Cumhuriyetimizin ikinci yüzyılında, tam da Ata’mızın hayal ettiği gibi; özgürlük, eşitlik ve adalete dayalı güçlü ve refah içinde bir ülkeyi inşa etmek göreviyle karşı karşıyayız. Cumhuriyet Bayramı’nı coşkuyla kutluyoruz. Çünkü hepimiz, bu göreve hazırız. Öyle değil mi? Bu göreve hazır mıyız? Cumhuriyetin evlatları, hazır mısınız? Biliyorsunuz ki siz; cumhuriyetin, bu devletin, bu milletin, bu canım toprakların, bu vatanın sahipleriyiz. Çünkü biz, en zor zamanlarda birbiriyle kenetlenmeyi bilen, yeniden doğmayı başaran bir milletiz. Biz bunu çok başardık.
‘O gün gelmiştir, her biriniz kendinize güvenin’
Sevgili hemşehrilerim, sevgili gençler; kendi koltuklarından başka hiçbir şeyi düşünmeyen siyasetçilere, bizi, ‘şu, bu’ diye birbirinden ayıranlara inat, günü geldiğinde tek yürek olmaya hazır mıyız? Tek yürek olmayı başardık. Dün başardık. Bir kez daha başarırız. O gün gelmiştir. Bundan sonra size tavsiyem; ruhunuzu temizleyin. Bundan sonra her sabaha özgürlük, eşitlik ve adalete bir gün daha yakınız diye uyanacağız. Bundan sonra her sabaha, gelecek endişesi duymadan, insan gibi yaşayacağımız yeni bir hayata, bir gün daha yakınız diye uyanacağız. Bu umutla, bu inançla daha çok çalışacağız ve mutlaka başaracağız. Ben sizlere çok güveniyorum. Her biriniz kendinize çok güvenin.
‘Bu bayram doğru bir sürecin başlayacağı ikinci yüzyılın ilk bayramıdır’

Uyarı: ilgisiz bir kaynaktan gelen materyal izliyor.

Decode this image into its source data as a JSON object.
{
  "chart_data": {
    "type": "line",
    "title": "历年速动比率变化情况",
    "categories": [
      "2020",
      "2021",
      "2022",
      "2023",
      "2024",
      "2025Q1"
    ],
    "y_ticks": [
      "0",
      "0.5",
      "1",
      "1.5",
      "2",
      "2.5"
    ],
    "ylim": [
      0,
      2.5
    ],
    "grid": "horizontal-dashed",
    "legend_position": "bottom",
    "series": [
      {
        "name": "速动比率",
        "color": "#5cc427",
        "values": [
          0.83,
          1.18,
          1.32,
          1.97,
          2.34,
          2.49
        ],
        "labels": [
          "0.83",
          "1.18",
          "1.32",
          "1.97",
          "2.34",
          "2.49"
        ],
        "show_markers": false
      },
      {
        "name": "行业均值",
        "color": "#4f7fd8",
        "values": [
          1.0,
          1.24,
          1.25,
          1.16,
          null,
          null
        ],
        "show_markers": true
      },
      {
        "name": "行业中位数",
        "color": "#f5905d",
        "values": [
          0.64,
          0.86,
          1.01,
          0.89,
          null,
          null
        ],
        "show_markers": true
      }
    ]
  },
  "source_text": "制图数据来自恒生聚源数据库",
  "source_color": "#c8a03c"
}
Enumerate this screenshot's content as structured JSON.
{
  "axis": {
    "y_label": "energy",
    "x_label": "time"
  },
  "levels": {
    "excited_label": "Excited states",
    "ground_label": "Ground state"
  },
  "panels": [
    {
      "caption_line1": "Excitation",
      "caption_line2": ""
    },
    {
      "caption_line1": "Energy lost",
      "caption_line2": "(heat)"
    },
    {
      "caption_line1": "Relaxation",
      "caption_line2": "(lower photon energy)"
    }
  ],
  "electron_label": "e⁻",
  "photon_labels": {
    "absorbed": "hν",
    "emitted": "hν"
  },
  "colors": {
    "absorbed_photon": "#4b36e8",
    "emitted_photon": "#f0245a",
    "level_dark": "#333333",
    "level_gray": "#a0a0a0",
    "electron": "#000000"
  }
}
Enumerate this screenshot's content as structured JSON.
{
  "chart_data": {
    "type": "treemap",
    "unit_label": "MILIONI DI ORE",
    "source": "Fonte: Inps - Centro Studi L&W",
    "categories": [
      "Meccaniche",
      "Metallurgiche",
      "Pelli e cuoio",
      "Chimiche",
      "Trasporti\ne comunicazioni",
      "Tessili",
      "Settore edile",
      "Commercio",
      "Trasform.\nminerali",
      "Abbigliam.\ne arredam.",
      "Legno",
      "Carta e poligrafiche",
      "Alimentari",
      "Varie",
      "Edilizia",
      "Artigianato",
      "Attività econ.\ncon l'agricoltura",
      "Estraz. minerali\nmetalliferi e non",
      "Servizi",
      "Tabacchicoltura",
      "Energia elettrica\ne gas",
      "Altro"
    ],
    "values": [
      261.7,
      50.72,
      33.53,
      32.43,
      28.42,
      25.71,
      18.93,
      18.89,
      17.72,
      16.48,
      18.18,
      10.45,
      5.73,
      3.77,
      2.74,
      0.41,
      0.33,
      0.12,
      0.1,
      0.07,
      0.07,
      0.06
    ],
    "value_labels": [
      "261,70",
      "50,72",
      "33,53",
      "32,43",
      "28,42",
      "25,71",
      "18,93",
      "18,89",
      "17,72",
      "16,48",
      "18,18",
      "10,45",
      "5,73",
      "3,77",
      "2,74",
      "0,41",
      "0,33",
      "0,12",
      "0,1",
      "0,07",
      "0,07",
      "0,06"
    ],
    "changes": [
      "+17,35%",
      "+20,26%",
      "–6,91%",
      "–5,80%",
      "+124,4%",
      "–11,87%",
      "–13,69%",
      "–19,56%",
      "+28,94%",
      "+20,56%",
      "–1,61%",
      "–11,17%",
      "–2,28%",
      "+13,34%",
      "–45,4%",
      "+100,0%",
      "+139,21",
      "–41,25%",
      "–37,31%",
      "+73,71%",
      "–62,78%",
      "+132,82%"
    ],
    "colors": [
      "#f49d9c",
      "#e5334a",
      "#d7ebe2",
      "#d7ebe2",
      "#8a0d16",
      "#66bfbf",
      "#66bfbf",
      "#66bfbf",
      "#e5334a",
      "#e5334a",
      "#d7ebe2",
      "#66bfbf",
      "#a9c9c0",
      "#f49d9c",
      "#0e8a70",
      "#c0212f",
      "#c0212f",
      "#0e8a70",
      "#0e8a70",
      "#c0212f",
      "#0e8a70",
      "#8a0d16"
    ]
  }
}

Cumhuriyet, korkuya ve tehdide dayanan rejimlere benzemez. Cumhuriyet; onurlu, öz güvenli, erdemli insanların rejimidir. Cumhuriyet; bizim karakterimiz, en değerli mirasımızdır. Bu yürüyüş, milletin yürüyüşüdür. 86 milyon yurttaşımızın yürüyüşüdür. Bu yürüyüş, hepimizin ortak yürüyüşüdür. Omuz omuza, birlikte ve inançla yapacağımız gelecek yürüyüşüdür. Dün olduğu gibi, bugün ve yarın da hazır mıyız? Başaracak mıyız? Bu bayram, doğru bir sürecin başlayacağı, ikinci yüzyılın ilk bayramdır. Yürüyüşünüz, geleceğiniz aydınlık olsun. Hepinizi çok seviyorum. Yaşasın Cumhuriyet. Yaşasın Mustafa Kemal Atatürk. Yaşasın tam bağımsız ve güçlü mutlu Türkiye. İstanbul… Türkiye… Bayramımız kutlu olsun…”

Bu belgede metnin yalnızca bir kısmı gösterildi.